Del quartetto che indovina in Strummer, avendolo visionato in azione su un palco, carisma quanto basta a offrirgli il posto di cantante e punto focale, il ventunenne Jones è di gran lunga il più motivato e quello che intrattiene rapporti più proficui con il suo strumento. Due anni dopo, gli brucia ancora il licenziamento, istigato da Guy Stevens (proprio il vecchio marpione che si troverà a produrre “London Calling”), dai Delinquents, dilettantesco combo glam ispirato dalle gesta di MC5, Stooges, Mott The Hoople, New York Dolls. Non andrete da nessuna parte con quell’incapace, ha vaticinato Stevens. Non andranno da nessuna parte comunque. Mick sì. Devastato ma voglioso di riscatto, si è comprato una Les Paul Junior (stesso modello dell’idolo Johnny Thunders) e da allora ci si esercita ostinatamente, costruendosi un bagaglio crescente di trucchi.
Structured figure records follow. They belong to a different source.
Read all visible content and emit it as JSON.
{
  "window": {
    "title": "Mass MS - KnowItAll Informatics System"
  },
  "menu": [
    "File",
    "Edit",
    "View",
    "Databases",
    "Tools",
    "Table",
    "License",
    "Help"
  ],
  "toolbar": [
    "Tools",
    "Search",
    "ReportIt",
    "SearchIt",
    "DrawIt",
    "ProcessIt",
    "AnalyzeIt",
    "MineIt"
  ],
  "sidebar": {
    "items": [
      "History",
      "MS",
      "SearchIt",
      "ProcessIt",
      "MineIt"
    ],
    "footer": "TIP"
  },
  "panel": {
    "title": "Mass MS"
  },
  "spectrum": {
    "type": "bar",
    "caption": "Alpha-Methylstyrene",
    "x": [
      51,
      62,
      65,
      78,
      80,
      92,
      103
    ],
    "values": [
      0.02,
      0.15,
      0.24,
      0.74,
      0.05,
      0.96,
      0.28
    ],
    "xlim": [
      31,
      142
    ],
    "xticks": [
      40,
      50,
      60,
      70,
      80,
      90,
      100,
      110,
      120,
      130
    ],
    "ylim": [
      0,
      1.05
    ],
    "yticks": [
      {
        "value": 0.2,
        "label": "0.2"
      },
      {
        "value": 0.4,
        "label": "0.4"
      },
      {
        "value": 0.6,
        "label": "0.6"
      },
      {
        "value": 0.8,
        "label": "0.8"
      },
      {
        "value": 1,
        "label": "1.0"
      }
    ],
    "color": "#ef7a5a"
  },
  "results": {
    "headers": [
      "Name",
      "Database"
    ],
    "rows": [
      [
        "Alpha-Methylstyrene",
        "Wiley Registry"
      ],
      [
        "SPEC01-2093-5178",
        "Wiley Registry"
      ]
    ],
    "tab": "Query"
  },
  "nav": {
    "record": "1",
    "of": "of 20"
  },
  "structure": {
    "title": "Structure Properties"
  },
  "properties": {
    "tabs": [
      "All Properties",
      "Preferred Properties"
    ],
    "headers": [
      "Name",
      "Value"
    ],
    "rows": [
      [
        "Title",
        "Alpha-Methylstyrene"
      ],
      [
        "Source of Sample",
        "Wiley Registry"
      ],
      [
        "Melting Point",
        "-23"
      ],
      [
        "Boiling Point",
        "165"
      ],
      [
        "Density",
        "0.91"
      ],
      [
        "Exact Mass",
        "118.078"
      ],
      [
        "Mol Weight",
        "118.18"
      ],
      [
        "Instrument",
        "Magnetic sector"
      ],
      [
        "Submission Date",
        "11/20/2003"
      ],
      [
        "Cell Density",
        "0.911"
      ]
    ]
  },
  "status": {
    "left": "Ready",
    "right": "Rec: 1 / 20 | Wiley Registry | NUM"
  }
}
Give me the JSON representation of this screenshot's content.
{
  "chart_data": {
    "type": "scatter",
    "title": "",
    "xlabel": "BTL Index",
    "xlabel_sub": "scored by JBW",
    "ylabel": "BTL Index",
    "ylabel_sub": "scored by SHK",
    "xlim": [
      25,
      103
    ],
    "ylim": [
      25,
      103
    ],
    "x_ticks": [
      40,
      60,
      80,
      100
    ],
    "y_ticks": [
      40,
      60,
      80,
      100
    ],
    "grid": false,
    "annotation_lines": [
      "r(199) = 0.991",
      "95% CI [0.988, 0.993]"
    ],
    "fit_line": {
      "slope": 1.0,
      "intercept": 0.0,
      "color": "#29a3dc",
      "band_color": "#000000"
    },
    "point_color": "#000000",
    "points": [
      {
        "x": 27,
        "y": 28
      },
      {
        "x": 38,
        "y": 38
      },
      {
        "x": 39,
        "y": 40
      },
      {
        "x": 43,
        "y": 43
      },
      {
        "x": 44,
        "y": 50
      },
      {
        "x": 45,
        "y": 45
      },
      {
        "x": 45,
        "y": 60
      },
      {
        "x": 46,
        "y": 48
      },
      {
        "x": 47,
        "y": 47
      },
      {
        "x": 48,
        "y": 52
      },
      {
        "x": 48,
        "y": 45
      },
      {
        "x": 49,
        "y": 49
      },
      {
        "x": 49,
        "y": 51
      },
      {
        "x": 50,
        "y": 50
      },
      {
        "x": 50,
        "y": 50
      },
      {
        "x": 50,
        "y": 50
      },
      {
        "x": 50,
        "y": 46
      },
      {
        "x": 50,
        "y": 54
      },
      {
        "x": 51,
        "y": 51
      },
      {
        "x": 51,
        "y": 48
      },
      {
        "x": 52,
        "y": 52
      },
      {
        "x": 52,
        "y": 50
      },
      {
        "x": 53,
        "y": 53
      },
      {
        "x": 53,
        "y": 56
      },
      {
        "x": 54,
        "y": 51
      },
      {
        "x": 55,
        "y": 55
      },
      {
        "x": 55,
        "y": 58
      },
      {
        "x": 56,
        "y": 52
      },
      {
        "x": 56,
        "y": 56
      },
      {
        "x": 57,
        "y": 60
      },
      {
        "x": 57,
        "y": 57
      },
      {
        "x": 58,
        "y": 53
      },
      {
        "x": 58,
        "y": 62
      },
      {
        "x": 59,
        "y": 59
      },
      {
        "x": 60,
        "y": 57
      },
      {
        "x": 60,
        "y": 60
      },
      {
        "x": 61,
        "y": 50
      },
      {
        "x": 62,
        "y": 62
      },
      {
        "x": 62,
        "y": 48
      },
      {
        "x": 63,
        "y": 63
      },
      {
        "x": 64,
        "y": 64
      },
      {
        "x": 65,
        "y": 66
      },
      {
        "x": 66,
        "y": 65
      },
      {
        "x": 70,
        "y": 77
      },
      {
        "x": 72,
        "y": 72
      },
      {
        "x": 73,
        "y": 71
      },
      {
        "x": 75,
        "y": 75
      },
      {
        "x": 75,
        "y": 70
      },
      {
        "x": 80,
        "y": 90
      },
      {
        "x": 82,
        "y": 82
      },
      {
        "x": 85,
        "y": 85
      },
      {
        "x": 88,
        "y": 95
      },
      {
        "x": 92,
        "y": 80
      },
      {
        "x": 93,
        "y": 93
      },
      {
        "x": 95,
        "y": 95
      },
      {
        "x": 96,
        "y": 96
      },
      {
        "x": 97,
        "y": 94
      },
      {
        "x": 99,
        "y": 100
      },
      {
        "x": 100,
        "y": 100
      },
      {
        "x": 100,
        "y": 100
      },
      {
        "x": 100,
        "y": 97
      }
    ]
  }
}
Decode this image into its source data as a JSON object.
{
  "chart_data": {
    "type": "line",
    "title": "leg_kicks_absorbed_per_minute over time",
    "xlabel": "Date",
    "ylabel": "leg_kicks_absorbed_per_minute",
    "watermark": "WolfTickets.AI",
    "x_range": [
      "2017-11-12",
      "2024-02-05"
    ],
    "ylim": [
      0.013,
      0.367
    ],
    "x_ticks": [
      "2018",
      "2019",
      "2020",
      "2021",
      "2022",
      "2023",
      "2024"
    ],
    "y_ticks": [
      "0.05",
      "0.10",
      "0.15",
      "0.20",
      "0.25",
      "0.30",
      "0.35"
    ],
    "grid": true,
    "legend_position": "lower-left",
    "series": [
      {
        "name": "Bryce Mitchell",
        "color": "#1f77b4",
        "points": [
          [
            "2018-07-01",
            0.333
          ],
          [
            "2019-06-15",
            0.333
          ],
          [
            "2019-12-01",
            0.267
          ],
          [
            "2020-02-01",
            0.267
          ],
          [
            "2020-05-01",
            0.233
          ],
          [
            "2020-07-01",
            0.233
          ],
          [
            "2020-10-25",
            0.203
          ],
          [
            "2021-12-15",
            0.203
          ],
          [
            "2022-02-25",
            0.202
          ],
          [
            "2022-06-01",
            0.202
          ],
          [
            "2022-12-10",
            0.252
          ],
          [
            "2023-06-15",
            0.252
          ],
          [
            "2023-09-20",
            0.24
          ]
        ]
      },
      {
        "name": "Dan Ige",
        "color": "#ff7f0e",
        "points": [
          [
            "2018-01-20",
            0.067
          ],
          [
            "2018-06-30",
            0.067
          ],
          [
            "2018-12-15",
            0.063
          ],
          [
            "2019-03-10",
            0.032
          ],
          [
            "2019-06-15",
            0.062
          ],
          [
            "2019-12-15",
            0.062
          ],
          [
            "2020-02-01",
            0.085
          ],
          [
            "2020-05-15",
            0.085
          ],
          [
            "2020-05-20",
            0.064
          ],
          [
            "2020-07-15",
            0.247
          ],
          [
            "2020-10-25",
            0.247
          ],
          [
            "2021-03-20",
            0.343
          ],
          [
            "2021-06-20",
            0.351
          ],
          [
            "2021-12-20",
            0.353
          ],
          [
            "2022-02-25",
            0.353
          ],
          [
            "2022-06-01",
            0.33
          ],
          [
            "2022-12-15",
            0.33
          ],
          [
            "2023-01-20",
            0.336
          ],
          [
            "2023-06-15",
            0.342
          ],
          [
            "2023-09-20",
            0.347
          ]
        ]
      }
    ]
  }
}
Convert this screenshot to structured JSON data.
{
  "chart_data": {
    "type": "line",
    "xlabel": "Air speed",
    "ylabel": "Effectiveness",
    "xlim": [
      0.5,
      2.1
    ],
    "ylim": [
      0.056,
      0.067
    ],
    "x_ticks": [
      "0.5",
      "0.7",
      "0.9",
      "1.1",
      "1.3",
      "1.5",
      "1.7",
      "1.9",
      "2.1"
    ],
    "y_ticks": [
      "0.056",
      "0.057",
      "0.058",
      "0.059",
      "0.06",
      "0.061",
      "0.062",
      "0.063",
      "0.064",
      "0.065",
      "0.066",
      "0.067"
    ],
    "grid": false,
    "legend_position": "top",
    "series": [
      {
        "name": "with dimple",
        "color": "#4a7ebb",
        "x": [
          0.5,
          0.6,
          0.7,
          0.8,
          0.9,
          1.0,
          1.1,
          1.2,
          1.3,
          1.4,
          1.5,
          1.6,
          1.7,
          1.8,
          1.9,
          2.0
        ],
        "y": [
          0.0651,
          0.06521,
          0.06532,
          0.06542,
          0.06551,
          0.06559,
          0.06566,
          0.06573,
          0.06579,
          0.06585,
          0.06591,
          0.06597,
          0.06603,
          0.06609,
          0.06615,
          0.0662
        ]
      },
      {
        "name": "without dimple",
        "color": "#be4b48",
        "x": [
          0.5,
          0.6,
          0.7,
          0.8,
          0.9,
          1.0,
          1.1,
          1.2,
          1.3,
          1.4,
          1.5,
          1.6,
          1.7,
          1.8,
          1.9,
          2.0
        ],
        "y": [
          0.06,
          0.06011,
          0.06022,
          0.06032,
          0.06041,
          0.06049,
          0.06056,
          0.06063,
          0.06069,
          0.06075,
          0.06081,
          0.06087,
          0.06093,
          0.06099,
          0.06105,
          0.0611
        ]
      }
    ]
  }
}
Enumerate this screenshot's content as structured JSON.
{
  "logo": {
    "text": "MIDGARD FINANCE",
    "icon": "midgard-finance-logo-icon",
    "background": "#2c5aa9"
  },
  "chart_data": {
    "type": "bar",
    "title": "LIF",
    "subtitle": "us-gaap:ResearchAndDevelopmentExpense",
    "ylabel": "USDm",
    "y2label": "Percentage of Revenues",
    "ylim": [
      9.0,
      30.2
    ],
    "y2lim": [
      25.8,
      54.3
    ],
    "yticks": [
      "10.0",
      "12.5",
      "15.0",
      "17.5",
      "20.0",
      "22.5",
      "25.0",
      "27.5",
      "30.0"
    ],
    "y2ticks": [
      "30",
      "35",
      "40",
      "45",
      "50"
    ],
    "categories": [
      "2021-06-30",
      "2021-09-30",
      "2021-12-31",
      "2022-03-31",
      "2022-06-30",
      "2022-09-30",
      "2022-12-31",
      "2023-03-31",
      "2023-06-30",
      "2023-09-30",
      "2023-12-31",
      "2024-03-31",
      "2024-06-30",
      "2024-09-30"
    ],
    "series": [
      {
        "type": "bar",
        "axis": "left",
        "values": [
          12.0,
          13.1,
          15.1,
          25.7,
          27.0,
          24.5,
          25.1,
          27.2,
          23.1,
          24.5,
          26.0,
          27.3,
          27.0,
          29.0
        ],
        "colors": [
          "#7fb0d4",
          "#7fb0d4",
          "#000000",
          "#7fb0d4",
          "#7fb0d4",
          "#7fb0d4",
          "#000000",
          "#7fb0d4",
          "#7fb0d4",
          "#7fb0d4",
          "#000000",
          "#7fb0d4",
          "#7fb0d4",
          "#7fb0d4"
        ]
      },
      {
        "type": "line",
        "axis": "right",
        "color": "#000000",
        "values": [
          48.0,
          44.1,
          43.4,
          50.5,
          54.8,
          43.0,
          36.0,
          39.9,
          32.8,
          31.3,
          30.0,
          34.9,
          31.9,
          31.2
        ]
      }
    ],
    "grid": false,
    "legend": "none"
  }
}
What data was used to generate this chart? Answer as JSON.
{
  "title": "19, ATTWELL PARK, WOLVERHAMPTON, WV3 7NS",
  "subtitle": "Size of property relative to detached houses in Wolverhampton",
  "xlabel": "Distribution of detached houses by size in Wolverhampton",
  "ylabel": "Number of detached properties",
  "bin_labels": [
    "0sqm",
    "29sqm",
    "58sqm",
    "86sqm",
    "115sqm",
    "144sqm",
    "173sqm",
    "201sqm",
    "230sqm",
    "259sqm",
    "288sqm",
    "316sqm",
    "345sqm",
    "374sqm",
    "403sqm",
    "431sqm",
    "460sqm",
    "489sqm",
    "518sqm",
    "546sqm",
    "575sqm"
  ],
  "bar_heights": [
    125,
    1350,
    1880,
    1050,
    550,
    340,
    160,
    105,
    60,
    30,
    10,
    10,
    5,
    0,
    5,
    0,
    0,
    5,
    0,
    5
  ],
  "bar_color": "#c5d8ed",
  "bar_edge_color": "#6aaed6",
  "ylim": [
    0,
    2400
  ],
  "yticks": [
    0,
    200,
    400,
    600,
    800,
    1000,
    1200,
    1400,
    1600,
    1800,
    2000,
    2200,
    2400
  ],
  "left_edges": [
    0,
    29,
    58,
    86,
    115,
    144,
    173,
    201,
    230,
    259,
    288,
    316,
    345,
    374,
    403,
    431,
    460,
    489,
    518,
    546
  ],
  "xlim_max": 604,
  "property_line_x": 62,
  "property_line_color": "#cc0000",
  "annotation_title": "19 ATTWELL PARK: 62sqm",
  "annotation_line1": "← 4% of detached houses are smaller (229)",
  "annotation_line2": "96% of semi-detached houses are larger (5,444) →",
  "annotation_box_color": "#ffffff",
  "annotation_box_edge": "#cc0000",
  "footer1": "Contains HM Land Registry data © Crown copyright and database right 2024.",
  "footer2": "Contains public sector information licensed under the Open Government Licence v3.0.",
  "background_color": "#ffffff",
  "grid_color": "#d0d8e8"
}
All’opposto il non ancora ventenne Simonon, studente d’arte tanto valido con i pennelli quanto inetto con una sei corde. Ci ha provato in tutti i modi Jones a insegnargliene i rudimenti e alla fine si è dovuto arrendere. Gli ha allora consegnato un basso, più facile da maneggiare, e gli ha dipinto sul manico le posizioni dove poggiare le dita. Diventerà un bassista di vaglia, Paul Simonon, e Mick Jones avrà modo di congratularsi con se stesso per avere avuto la testardaggine di insistere su quel giovanotto che non sapeva suonare, no: ma con quale eleganza portava a tracolla lo strumento! Sublimemente appropriato che sulla copertina di “London Calling” ci sia lui.
Tratto da “Last Gang In Town – Il venticinquennale dei Clash”. Pubblicato per la prima volta su “Extra”, n.3, autunno 2001. Ristampato in Extraordinaire 2 – Di musiche e vite fuori dal comune. Il 13 agosto 1976 i Clash suonavano ufficialmente dal vivo per la prima volta (era in realtà la seconda), davanti a un selezionato pubblico di addetti ai lavori.